Tatsächlich hat die 30.-Juni-Front, die die Proteste gegen den Präsidenten koordiniert, die Menschen aufgefordert solange auf dem Tahrir, vor dem Präsidentenpalast und auf allen großen Plätzen des Landes zu bleiben, bis Mursi zurücktritt.

„Der längste Tag“, hatte eine der staatlichen Tageszeitungen getitelt. Demonstriert wird überall im Land, nicht nur in der zweitgrößten Stadt Alexandria, auch anderswo im Nildelta, aber auch im Süden. Im Nildelta wurde in mehreren Städten die Provinzverwaltungen von Demonstranten blockiert. Sie brachten Schilder an den Toren an mit der Aufschrift: „Geschlossen auf Befehl des Volkes“.

Auch die Anhänger sind da

Bereits am Mittag wurde klar, dass dies kein normaler Tag oder eine von vielen Demonstrationen sein wird. In Kairo schlossen ganze Fabriken und die Arbeiter machten sich auf dem Weg zum Tahrir. Aus dem staatlichen Fernsehgebäude war ein stetiger Strom von Mitarbeitern in Richtung Tahrir zu sehen. Sie hatten sich zur Arbeit eingestempelt, um dann demonstrieren zu gehen. „Wenn wir die Muslimbrüder heute nicht loswerden, werden sie sich endgültig festsetzen“, erklärte ein Mann im Straßencafé um die Ecke unter der Zustimmung der Zuhörer. „Wir sind noch nie demonstrieren gegangen, aber wenn wir nicht heute gehen, wann dann?“, antwortet einer von ihnen.

Aber auch die Anhänger des Präsidenten gingen am Sonntag wieder im Osten Kairos auf die Straße „Wir sind hier, um Mursi zu schützen, unseren legitim gewählten Präsidenten“, erklärt Ibrahim Moustafa, einer der dortigen Demonstranten. „Wenn nur einer über die Mauer des Präsidentenpalastes springt, werden wir einschreiten“, warnt der Beamte.

„Die Opposition hat mit ihren Protesten das Land zerstört. Wir sind friedlich. Der Ausweg ist, zusammenzuarbeiten und die Legitimität des gewählten Präsidenten zu akzeptiere“, meint der Mechaniker Adel Muhammad. Sein Nachbar fügt hinzu: „Die Amtszeit eines Präsidenten sollte nur an den Urnen beendet werden. Wenn ein gewählter Präsident auf so eine Art gestürzt wird, dann wird auch der nächste dieses Land nicht mehr als sechs Monate regieren“.
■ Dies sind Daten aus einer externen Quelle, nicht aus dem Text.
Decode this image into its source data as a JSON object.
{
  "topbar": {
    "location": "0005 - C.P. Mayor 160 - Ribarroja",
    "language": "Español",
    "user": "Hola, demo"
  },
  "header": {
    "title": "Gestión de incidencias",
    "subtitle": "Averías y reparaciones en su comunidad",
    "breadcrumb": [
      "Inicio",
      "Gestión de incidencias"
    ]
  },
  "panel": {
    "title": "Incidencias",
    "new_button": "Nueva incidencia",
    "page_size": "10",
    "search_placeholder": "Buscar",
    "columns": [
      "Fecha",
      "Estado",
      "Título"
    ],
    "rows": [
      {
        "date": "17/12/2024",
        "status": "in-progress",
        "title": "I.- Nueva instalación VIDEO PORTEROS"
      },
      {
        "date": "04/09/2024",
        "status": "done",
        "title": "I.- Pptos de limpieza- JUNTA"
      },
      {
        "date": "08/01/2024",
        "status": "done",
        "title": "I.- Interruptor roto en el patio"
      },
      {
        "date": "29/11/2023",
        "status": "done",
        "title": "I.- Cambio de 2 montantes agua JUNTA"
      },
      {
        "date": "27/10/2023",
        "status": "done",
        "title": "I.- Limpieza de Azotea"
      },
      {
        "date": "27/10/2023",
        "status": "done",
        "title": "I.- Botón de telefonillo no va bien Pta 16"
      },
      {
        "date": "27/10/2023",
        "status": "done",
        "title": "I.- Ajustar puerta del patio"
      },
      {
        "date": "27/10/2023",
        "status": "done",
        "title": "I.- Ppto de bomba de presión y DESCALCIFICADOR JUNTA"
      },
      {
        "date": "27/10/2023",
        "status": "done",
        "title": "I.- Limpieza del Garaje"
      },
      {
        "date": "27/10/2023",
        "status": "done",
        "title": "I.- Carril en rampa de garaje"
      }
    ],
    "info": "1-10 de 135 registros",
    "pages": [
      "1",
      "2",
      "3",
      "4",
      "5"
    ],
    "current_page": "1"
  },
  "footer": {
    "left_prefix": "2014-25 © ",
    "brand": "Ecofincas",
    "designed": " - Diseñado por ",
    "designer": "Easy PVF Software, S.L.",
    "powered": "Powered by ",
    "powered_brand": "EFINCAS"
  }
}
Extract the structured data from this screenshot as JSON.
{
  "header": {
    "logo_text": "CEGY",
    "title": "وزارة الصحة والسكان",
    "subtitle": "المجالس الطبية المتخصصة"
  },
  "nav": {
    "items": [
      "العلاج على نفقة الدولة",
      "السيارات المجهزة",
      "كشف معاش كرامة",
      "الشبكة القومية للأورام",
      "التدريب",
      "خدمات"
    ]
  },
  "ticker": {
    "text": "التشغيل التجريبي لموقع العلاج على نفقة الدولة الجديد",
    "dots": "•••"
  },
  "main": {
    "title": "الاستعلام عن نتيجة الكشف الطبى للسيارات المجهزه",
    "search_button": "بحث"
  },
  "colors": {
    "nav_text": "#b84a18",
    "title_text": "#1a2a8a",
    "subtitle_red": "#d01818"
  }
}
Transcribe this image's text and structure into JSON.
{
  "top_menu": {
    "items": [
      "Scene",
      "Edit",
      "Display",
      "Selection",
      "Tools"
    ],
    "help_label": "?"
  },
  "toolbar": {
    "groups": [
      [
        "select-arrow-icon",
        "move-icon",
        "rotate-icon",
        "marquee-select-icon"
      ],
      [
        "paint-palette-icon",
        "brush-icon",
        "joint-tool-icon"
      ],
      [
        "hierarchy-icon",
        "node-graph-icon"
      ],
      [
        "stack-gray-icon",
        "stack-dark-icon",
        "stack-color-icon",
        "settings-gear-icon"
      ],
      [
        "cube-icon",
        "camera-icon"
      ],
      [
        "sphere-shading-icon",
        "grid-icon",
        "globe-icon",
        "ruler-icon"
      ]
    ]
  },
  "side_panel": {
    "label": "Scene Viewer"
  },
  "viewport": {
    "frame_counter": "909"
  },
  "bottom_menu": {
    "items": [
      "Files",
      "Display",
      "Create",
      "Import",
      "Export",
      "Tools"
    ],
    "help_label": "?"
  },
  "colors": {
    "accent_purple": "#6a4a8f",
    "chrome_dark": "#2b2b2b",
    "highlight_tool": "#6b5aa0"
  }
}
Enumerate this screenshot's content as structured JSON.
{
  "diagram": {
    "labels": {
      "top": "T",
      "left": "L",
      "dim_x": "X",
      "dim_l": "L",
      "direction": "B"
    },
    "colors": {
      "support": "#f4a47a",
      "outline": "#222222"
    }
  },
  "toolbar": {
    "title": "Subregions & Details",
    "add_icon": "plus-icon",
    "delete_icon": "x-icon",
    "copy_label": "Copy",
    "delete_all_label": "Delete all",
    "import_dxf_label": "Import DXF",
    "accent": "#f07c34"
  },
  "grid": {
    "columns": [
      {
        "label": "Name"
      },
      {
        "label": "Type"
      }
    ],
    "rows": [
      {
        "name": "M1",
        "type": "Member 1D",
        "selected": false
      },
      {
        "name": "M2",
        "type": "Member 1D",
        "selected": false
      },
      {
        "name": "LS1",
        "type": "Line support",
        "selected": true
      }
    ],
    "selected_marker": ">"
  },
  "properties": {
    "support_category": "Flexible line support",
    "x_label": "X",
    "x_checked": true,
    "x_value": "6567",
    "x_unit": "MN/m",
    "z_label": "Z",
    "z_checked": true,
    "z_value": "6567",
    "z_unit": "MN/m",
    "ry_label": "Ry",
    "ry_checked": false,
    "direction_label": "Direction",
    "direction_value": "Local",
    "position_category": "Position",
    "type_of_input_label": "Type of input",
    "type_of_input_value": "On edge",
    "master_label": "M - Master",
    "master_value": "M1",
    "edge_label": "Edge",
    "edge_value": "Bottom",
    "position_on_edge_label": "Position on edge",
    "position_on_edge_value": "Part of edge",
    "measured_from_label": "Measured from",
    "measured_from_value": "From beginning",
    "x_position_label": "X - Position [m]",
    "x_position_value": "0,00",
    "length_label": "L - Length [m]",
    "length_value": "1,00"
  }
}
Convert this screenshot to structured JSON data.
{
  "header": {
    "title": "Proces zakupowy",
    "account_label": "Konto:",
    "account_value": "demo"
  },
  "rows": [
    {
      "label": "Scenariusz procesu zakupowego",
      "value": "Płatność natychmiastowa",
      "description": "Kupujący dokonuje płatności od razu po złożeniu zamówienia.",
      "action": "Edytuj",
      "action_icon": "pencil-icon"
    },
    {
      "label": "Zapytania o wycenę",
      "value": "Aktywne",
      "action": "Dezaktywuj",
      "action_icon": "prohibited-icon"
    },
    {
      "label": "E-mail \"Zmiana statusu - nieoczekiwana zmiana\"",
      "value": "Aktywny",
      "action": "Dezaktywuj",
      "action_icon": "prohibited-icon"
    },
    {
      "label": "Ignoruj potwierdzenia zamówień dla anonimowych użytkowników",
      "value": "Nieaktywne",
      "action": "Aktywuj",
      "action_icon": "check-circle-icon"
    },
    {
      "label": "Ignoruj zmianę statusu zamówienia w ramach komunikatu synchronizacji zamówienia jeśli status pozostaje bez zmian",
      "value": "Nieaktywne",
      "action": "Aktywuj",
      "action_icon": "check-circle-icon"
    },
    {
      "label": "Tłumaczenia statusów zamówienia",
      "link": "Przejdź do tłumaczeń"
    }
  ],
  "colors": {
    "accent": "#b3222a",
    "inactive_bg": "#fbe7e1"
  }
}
Beide Seiten zeigen keine Anzeichen, nachgeben zu wollen. „Wir haben dem Präsidenten einen Führerschein gegeben, aber er kann nicht Auto fahren“, sagt Oppositionspolitiker und Friedensnobelpreisträger Mohamed ElBaradei. Mursi selbst hat vor den Protesten noch einmal deutlich gemacht, dass er nicht daran denke, zurückzutreten. „Wenn jemand aus dem Amt gejagt wird, der durch die Verfassung legitimiert gewählt wurde, dann wird das Schule machen“, sagte Mursi. „Es wird immer Oppositionelle geben, die nach einer Woche oder einem Monat fordern, dass der Präsident zurücktritt“, fügte er hinzu.